What do I do now?

iVillage Member
Registered: 08-14-2006
What do I do now?
4
Sat, 08-26-2006 - 7:36am

So I went on a date with a guy I met a few weeks ago. It went really well, we seem to share the same views on things, he's nice, smart and exactly my type. I may have been cold - I tend to avoid physical contact until I'm fairly sure that things are going somewhere, otherwise I'd get too emotionally involved. Thing is, he doesn't know my city (country) at all, and got me to plan the first date. There might also be a few cultural issues going on. I really love his country, went there, and have been learning the language for some time. He seemed to appreciate that and talked about his hometown a lot, which was fascinating.
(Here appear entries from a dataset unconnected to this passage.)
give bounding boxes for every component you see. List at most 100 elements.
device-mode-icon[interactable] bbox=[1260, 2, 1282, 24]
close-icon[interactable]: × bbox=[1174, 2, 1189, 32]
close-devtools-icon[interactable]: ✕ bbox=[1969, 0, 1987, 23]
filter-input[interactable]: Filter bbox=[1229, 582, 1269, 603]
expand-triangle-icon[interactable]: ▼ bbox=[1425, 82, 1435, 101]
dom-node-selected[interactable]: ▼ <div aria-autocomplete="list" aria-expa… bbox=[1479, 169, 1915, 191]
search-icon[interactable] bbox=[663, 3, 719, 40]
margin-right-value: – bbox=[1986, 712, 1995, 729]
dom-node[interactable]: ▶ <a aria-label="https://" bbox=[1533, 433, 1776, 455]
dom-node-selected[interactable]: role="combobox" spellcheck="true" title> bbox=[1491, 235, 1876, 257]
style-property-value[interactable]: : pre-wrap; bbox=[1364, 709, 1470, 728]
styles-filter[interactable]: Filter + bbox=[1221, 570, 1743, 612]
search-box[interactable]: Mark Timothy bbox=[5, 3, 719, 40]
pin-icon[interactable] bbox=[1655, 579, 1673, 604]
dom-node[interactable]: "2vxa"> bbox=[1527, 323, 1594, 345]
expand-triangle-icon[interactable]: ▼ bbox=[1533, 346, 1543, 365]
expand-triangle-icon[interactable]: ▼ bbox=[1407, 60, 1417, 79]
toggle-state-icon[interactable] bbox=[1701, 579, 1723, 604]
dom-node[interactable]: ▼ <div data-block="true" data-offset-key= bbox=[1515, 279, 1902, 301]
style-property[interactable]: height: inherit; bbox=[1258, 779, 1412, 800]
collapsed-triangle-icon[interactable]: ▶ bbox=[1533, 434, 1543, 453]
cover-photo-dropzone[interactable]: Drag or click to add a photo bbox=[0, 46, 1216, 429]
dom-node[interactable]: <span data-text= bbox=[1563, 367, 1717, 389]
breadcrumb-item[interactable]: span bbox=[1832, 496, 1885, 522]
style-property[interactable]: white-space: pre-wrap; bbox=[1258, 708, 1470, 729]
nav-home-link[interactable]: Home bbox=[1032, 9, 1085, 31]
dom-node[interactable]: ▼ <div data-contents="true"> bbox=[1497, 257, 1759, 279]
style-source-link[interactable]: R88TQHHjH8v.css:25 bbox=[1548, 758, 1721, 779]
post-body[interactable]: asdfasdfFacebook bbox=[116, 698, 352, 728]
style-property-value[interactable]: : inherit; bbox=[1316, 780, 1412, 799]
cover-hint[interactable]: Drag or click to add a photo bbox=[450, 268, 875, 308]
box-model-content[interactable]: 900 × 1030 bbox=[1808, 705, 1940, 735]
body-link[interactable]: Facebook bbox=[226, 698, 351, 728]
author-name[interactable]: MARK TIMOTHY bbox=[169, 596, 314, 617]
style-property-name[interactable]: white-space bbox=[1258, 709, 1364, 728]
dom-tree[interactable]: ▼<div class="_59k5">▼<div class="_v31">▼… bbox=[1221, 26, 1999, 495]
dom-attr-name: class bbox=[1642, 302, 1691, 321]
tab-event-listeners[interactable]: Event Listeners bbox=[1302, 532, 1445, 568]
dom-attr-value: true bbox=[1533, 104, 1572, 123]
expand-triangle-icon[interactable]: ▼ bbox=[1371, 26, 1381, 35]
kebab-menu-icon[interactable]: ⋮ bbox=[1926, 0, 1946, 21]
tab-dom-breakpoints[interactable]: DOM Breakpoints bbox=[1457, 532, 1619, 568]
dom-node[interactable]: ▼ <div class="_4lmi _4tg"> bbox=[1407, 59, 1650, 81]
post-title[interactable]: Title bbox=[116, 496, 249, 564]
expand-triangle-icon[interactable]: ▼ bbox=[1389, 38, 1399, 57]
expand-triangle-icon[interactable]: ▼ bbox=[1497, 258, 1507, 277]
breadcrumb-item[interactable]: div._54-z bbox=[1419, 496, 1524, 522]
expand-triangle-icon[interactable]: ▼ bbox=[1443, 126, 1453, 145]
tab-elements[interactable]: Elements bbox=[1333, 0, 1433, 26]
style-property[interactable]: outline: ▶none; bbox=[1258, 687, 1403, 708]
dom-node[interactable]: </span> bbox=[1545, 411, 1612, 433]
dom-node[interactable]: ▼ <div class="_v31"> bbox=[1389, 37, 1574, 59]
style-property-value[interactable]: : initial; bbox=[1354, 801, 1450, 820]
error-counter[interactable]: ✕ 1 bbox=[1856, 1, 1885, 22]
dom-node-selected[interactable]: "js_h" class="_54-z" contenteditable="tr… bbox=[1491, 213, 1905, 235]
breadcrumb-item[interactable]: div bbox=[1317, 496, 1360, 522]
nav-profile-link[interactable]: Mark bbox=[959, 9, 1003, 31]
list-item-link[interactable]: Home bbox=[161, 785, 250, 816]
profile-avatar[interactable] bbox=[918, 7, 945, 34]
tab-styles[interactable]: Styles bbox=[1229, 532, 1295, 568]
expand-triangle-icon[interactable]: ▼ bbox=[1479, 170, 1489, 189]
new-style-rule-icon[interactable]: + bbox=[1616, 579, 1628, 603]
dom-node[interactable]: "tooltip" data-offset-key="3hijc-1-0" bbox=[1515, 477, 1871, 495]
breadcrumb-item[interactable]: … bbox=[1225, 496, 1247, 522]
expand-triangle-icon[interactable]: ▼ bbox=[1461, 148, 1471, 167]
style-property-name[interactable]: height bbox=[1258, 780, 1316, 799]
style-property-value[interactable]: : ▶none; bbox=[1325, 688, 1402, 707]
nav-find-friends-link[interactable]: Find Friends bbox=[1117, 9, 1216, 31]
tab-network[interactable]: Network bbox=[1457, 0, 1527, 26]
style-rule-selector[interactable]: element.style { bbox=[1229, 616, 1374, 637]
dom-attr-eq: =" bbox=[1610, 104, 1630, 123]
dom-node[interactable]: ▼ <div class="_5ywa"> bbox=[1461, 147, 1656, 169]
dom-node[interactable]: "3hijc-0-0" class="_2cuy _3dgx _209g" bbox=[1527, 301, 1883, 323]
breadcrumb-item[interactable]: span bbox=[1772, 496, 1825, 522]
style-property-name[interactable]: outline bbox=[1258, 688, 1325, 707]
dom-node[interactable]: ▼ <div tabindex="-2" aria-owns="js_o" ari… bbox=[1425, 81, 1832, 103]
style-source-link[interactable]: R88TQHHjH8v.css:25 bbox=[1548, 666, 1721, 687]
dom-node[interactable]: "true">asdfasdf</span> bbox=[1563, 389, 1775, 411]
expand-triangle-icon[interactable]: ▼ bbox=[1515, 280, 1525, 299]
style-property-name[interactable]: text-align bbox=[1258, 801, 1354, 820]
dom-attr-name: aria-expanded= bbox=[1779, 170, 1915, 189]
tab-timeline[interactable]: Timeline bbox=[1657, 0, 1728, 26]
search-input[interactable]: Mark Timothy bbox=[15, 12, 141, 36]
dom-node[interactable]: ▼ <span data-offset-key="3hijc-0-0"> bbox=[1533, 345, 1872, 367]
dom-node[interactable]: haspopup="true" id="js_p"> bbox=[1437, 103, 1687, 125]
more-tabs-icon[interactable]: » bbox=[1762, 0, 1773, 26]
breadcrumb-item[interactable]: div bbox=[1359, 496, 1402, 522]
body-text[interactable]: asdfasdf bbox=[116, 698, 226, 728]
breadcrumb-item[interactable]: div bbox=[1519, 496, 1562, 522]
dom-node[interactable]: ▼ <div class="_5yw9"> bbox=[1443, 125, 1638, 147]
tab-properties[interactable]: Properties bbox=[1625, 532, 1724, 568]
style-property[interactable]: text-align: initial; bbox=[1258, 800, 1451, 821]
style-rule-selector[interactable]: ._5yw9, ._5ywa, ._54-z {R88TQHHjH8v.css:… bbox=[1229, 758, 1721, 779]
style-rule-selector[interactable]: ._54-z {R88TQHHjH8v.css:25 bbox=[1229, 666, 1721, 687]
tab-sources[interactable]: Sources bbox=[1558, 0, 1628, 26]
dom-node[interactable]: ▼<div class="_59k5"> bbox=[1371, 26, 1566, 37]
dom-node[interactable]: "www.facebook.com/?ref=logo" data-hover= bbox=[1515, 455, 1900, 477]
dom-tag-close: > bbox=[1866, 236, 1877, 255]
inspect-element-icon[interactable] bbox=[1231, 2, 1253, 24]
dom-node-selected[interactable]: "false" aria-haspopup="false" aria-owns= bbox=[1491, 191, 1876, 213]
He texted me later that night and we've been e-mailing and texting each other back and forth since then. But he never seems to actually take the initiative of asking me out somewhere. I'm not worrying about this - I've always been single (I have ridiculously high standards and am fine with them) and really don't mind that, but if he did start to like me I wouldn't want to mess it up. I'm very independant and don't mind taking initiatives, I just am unexperienced and have no idea what the right move would be. (By the way, neither of us is a phone person.)




Edited 8/26/2006 7:47 am ET by gaby362
iVillage Member
Registered: 04-14-2003
In reply to: gaby362
Sat, 08-26-2006 - 7:43am

What you have here is a guy who doesn't like to take the initiative. You don't need to know a city to plan a date. Everyone has a guidebook they can read, all he'd have to do is open it up, find something to do and suggest it.

This man may enjoy email and texting more than getting together face to face. Perhaps you ought to cool the computer messaging a bit.

Avatar for northwestwanderer
iVillage Member
Registered: 03-26-2003
In reply to: gaby362
Sat, 08-26-2006 - 1:19pm

I would be turned off by his lack of initiative, personally. What I would probaby do is email him something like, "call me when you would like to get together again" and then not really respond unless he proposes another get-together. Even a non-phone person can make ONE phone call to plan a date, for crying out loud ;-).

Sheri

iVillage Member
Registered: 08-14-2006
In reply to: gaby362
Sun, 08-27-2006 - 10:05am
Well, we email each other every day so I was thinking of casually adding 'By the way, just call me when you'd like to get together again' (not in English), but I'm afraid that it might sound a bit desperate after only three days. ;-) So how long do you think I should wait ? And anyway, why would he bother to text and e-mail me daily asking how I am, etc (not exactly for conversation's sake, and I never initiated contact) if he just wanted to move on? Yesterday I told him that I was going to some kind of fair in my hometown, and I'm almost sure that I saw his car there (his plate has one very special characteristic), which was weird. I have this feeling that he's waiting for me to make a move, and since I've been cold during the first date I'm wondering if maybe it's worrying him. I now realize that at one point he may have wanted to kiss me, but I was so nervous that I freaked out and I didn't see it at the time...


Edited 8/27/2006 10:07 am ET by gaby362
Avatar for northwestwanderer
iVillage Member
Registered: 03-26-2003
In reply to: gaby362
Sun, 08-27-2006 - 11:37am

Some people are content to be email and phone buddies. If that's not what you want, then take a bit of initiative, especially if you feel that he might not know you're interested in seeing him again (although for me, if a guy is that timid and won't take a chance on asking me out again, that's a turn off).

As for when, I'd do it when you can't stand him not asking you out ;-), whether that's today, or a week from today.